Lest thou shouldest ponder the path of life, her ways are moveable, that thou canst not know them.
Hear me now therefore, O ye children, and depart not from the words of my mouth.
Remove thy way far from her, and come not nigh the door of her house:
Lest thou give thine honour unto others, and thy years unto the cruel:
Lest strangers be filled with thy wealth; and thy labours be in the house of a stranger;
And thou mourn at the last, when thy flesh and thy body are consumed,
And have not obeyed the voice of my teachers, nor inclined mine ear to them that instructed me!
I was almost in all evil in the midst of the congregation and assembly.
Drink waters out of thine own cistern, and running waters out of thine own well.
Let them be only thine own, and not strangers' with thee.
Let thy fountain be blessed: and rejoice with the wife of thy youth.
Let her be as the loving hind and pleasant roe; let her breasts satisfy thee at all times; and be thou ravished always with her love.
And why wilt thou, my son, be ravished with a strange woman, and embrace the bosom of a stranger?
For the ways of man are before the eyes of the LORD, and he pondereth all his goings.
His own iniquities shall take the wicked himself, and he shall be holden with the cords of his sins.
He shall die without instruction; and in the greatness of his folly he shall go astray.

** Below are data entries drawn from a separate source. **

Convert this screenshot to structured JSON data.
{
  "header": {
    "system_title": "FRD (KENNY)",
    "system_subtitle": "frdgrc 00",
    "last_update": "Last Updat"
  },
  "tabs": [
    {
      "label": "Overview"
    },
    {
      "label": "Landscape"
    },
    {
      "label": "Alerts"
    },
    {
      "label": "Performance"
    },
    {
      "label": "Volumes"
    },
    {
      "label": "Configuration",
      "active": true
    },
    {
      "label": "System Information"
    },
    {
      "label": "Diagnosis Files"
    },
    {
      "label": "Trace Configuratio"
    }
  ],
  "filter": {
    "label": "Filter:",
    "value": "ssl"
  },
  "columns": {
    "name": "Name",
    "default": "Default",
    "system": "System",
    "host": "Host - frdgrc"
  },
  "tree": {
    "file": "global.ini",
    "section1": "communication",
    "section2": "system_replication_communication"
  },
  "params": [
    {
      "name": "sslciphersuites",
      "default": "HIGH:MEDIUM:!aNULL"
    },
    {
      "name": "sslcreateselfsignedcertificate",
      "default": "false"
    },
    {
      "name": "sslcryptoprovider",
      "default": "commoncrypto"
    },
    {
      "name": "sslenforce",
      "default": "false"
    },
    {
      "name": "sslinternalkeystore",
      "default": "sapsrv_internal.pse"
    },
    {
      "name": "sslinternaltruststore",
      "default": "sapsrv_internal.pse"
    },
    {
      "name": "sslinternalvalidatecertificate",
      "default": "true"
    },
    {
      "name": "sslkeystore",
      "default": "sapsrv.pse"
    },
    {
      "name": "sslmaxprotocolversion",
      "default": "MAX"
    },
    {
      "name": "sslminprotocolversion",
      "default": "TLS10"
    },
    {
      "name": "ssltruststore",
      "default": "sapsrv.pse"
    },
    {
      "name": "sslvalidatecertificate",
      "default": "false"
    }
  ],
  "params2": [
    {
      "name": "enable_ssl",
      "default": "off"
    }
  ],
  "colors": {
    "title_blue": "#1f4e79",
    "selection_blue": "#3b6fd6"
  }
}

New Defender's Study Bible Notes

5:3 a strange woman. The so-called “strange woman” (or “foreign woman”) is mentioned some ten times in Proverbs. The emphasis, however, is not on the fact that she was foreign born, but instead had not been instructed in the laws of God, as had the women of Israel, and so often tended to practice idolatrous promiscuity. She was also called a “foolish woman” (Proverbs 9:13), and is actually personified as “the foolish” or “folly,” in contrast to “wisdom.”


5:18 wife of thy youth. Whether written by David or Solomon, this chapter gives strong counsel to young men against fornication and adultery, as well as polygamy. Both David and Solomon had many wives, and God used them anyway, but God’s intended purpose in creating men and women involved lifelong commitment between one husband and one wife (Matthew 19:3-9). It is significant that the marriages and family lives of both David and Solomon, as well as Rehoboam (Solomon’s son) were tragic in many ways, largely because of their ignoring this primeval commandment (Genesis 2:24,25).